Slow the hell down

Handpicked

In his latest article, Hey Apple, Where’s the Fire?, Joe Cieplinski talks about something I’ve been mulling over for a while now. I’ve never liked discussions about ‘what Apple should/shouldn’t do’, and I’ve refrained more than once from writing articles and contributions along those lines. That’s because I like to think that, considering what Apple has achieved in the last ten years or so, there are many people at Apple who know how to do their jobs, and are certainly more knowledgeable than me (and you) about what the company should or should not do.

But that doesn’t mean that all Apple products, hardware and especially software, should just be accepted without criticism. I’m a long-time Apple user, and over the years I’ve been consolidating my workflow mostly around first-party software. (It makes sense when you think that on a daily basis I use a variety of Macs of rather different vintages, and with versions of Mac OS X spanning from 10.3.9 to 10.8.3). And I must say I’ve been feeling increasingly disappointed in the quality of certain pieces of Apple software. Just to make a quick example I have before my eyes right now: how can it be that an application like iBooks Author should lack a basic feature such as handling footnotes? Good grief, isn’t it an application for creating books!? But as I said, this is just a tiny example.

Cieplinski writes:

Apple has introduced some incredibly cool technology over the past several years that hasn’t come close to reaching its potential. FaceTime, Passbook, iBooks Author, iCloud—just to name a few—were all so promising when they were introduced. But most of them have failed to be completely successful, not because they aren’t great ideas, but because Apple isn’t doing a whole lot to either improve or evangelize them.

If the pattern used to be “release, then iterate, iterate, iterate,” it seems like Apple is not giving itself enough time for the “iterate” part of that process. It’s being pressured to move on to the next thing. And that leaves us with a lot of half-baked products and a ton of unrealized potential.

And this paragraph from his conclusion is where I agree most with him:

If Apple took the year and worked on half of its existing products rather than trying to introduce new ones, they’d be doing themselves and us a much bigger favor. If they spent the year fixing the unbelievably sloppy bugs that still exist in iOS and Mountain Lion (I’m talking boneheadedly simple things like drag and drop on the Mac), rather than bringing five new half-baked apps like Podcasts to the platform, our phones and our laptops would be better at surprising and delighting us.

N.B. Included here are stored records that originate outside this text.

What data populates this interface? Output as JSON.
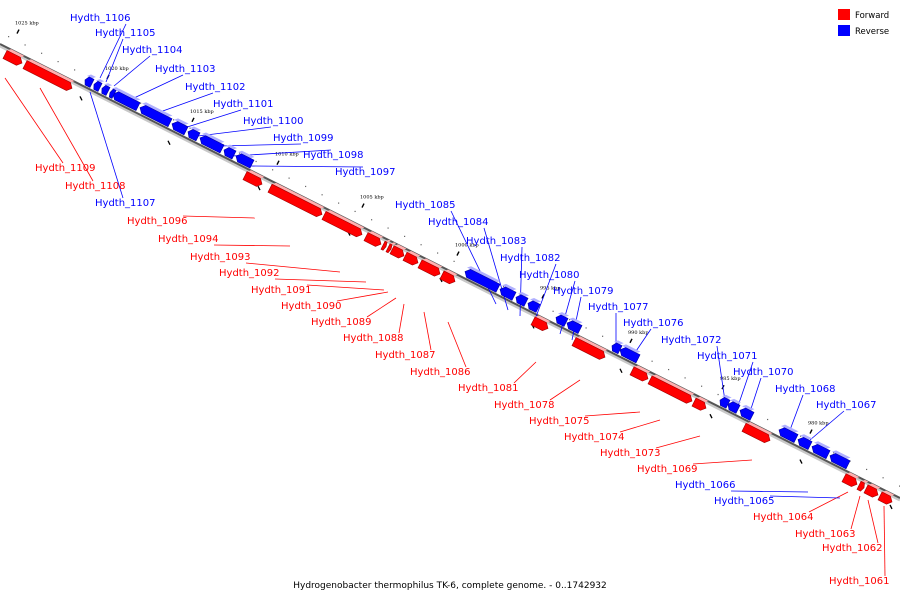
{
  "legend": {
    "forward": {
      "label": "Forward",
      "color": "#ff0000"
    },
    "reverse": {
      "label": "Reverse",
      "color": "#0000ff"
    }
  },
  "caption": "Hydrogenobacter thermophilus TK-6, complete genome. - 0..1742932",
  "ticks": [
    "1025 kbp",
    "1020 kbp",
    "1015 kbp",
    "1010 kbp",
    "1005 kbp",
    "1000 kbp",
    "995 kbp",
    "990 kbp",
    "985 kbp",
    "980 kbp"
  ],
  "genes": [
    {
      "name": "Hydth_1061",
      "strand": "forward"
    },
    {
      "name": "Hydth_1062",
      "strand": "forward"
    },
    {
      "name": "Hydth_1063",
      "strand": "forward"
    },
    {
      "name": "Hydth_1064",
      "strand": "forward"
    },
    {
      "name": "Hydth_1065",
      "strand": "reverse"
    },
    {
      "name": "Hydth_1066",
      "strand": "reverse"
    },
    {
      "name": "Hydth_1067",
      "strand": "reverse"
    },
    {
      "name": "Hydth_1068",
      "strand": "reverse"
    },
    {
      "name": "Hydth_1069",
      "strand": "forward"
    },
    {
      "name": "Hydth_1070",
      "strand": "reverse"
    },
    {
      "name": "Hydth_1071",
      "strand": "reverse"
    },
    {
      "name": "Hydth_1072",
      "strand": "reverse"
    },
    {
      "name": "Hydth_1073",
      "strand": "forward"
    },
    {
      "name": "Hydth_1074",
      "strand": "forward"
    },
    {
      "name": "Hydth_1075",
      "strand": "forward"
    },
    {
      "name": "Hydth_1076",
      "strand": "reverse"
    },
    {
      "name": "Hydth_1077",
      "strand": "reverse"
    },
    {
      "name": "Hydth_1078",
      "strand": "forward"
    },
    {
      "name": "Hydth_1079",
      "strand": "reverse"
    },
    {
      "name": "Hydth_1080",
      "strand": "reverse"
    },
    {
      "name": "Hydth_1081",
      "strand": "forward"
    },
    {
      "name": "Hydth_1082",
      "strand": "reverse"
    },
    {
      "name": "Hydth_1083",
      "strand": "reverse"
    },
    {
      "name": "Hydth_1084",
      "strand": "reverse"
    },
    {
      "name": "Hydth_1085",
      "strand": "reverse"
    },
    {
      "name": "Hydth_1086",
      "strand": "forward"
    },
    {
      "name": "Hydth_1087",
      "strand": "forward"
    },
    {
      "name": "Hydth_1088",
      "strand": "forward"
    },
    {
      "name": "Hydth_1089",
      "strand": "forward"
    },
    {
      "name": "Hydth_1090",
      "strand": "forward"
    },
    {
      "name": "Hydth_1091",
      "strand": "forward"
    },
    {
      "name": "Hydth_1092",
      "strand": "forward"
    },
    {
      "name": "Hydth_1093",
      "strand": "forward"
    },
    {
      "name": "Hydth_1094",
      "strand": "forward"
    },
    {
      "name": "Hydth_1096",
      "strand": "forward"
    },
    {
      "name": "Hydth_1097",
      "strand": "reverse"
    },
    {
      "name": "Hydth_1098",
      "strand": "reverse"
    },
    {
      "name": "Hydth_1099",
      "strand": "reverse"
    },
    {
      "name": "Hydth_1100",
      "strand": "reverse"
    },
    {
      "name": "Hydth_1101",
      "strand": "reverse"
    },
    {
      "name": "Hydth_1102",
      "strand": "reverse"
    },
    {
      "name": "Hydth_1103",
      "strand": "reverse"
    },
    {
      "name": "Hydth_1104",
      "strand": "reverse"
    },
    {
      "name": "Hydth_1105",
      "strand": "reverse"
    },
    {
      "name": "Hydth_1106",
      "strand": "reverse"
    },
    {
      "name": "Hydth_1107",
      "strand": "reverse"
    },
    {
      "name": "Hydth_1108",
      "strand": "forward"
    },
    {
      "name": "Hydth_1109",
      "strand": "forward"
    }
  ]
}
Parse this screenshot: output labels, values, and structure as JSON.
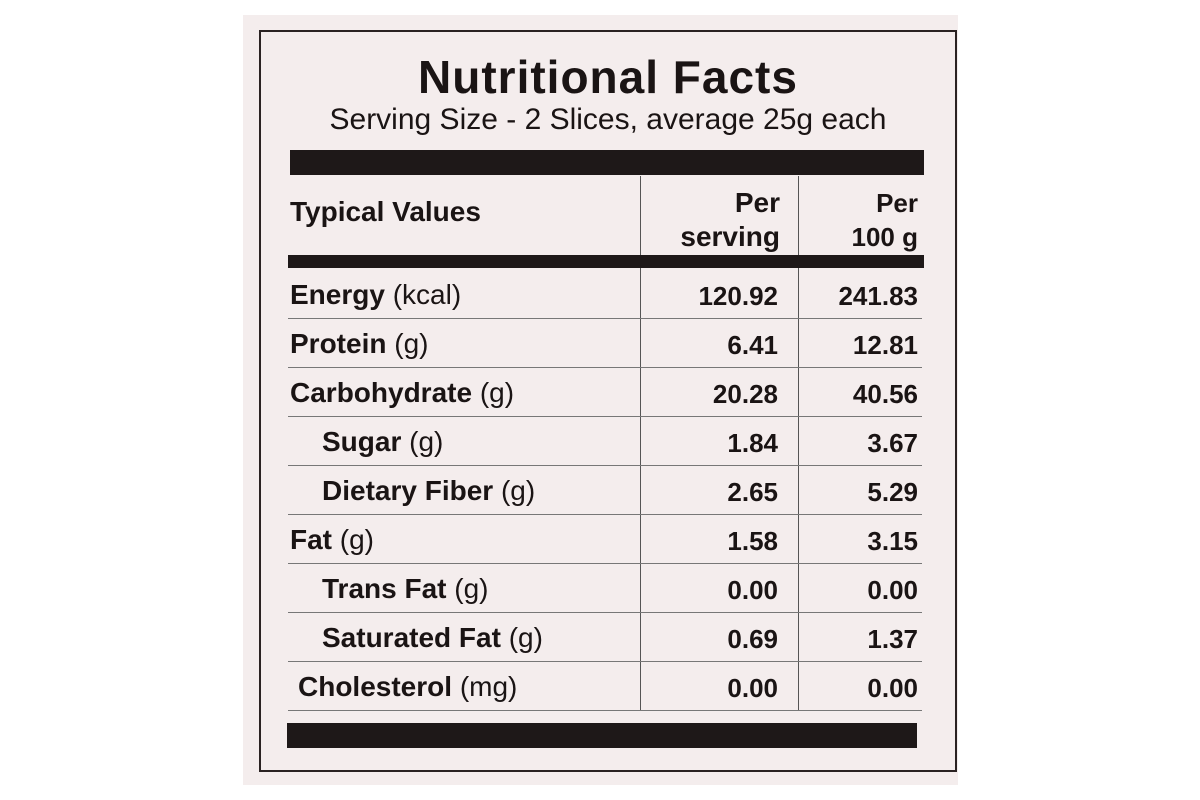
{
  "header": {
    "title": "Nutritional Facts",
    "serving_size": "Serving Size - 2 Slices, average 25g each"
  },
  "table": {
    "columns": {
      "name": "Typical Values",
      "per_serving": [
        "Per",
        "serving"
      ],
      "per_100g": [
        "Per",
        "100 g"
      ]
    },
    "rows": [
      {
        "name": "Energy",
        "unit": "(kcal)",
        "per_serving": "120.92",
        "per_100g": "241.83"
      },
      {
        "name": "Protein",
        "unit": "(g)",
        "per_serving": "6.41",
        "per_100g": "12.81"
      },
      {
        "name": "Carbohydrate",
        "unit": "(g)",
        "per_serving": "20.28",
        "per_100g": "40.56"
      },
      {
        "name": "Sugar",
        "unit": "(g)",
        "per_serving": "1.84",
        "per_100g": "3.67"
      },
      {
        "name": "Dietary Fiber",
        "unit": "(g)",
        "per_serving": "2.65",
        "per_100g": "5.29"
      },
      {
        "name": "Fat",
        "unit": "(g)",
        "per_serving": "1.58",
        "per_100g": "3.15"
      },
      {
        "name": "Trans Fat",
        "unit": "(g)",
        "per_serving": "0.00",
        "per_100g": "0.00"
      },
      {
        "name": "Saturated Fat",
        "unit": "(g)",
        "per_serving": "0.69",
        "per_100g": "1.37"
      },
      {
        "name": "Cholesterol",
        "unit": "(mg)",
        "per_serving": "0.00",
        "per_100g": "0.00"
      }
    ]
  }
}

There isn’t much talk about iOS 7 and Mac OS X 10.9 at the moment, and I’m seriously hoping it’s because Apple is doing with them what Cieplinski and I are wishing: taking a step back and fixing things. I don’t have particularly exotic wishes or feature requests for either operating system. I’m not craving for new eye-candy stuff in iOS or Mac OS X. I want both to be robust improvements over their respective previous versions. Unlike others, I don’t ask Apple to innovate all the time and at all costs. And let’s be frank here: the kind of ‘innovation’ some are really asking from Apple is the mindless feature creep that has always characterised the approach of other tech companies, not Apple’s philosophy.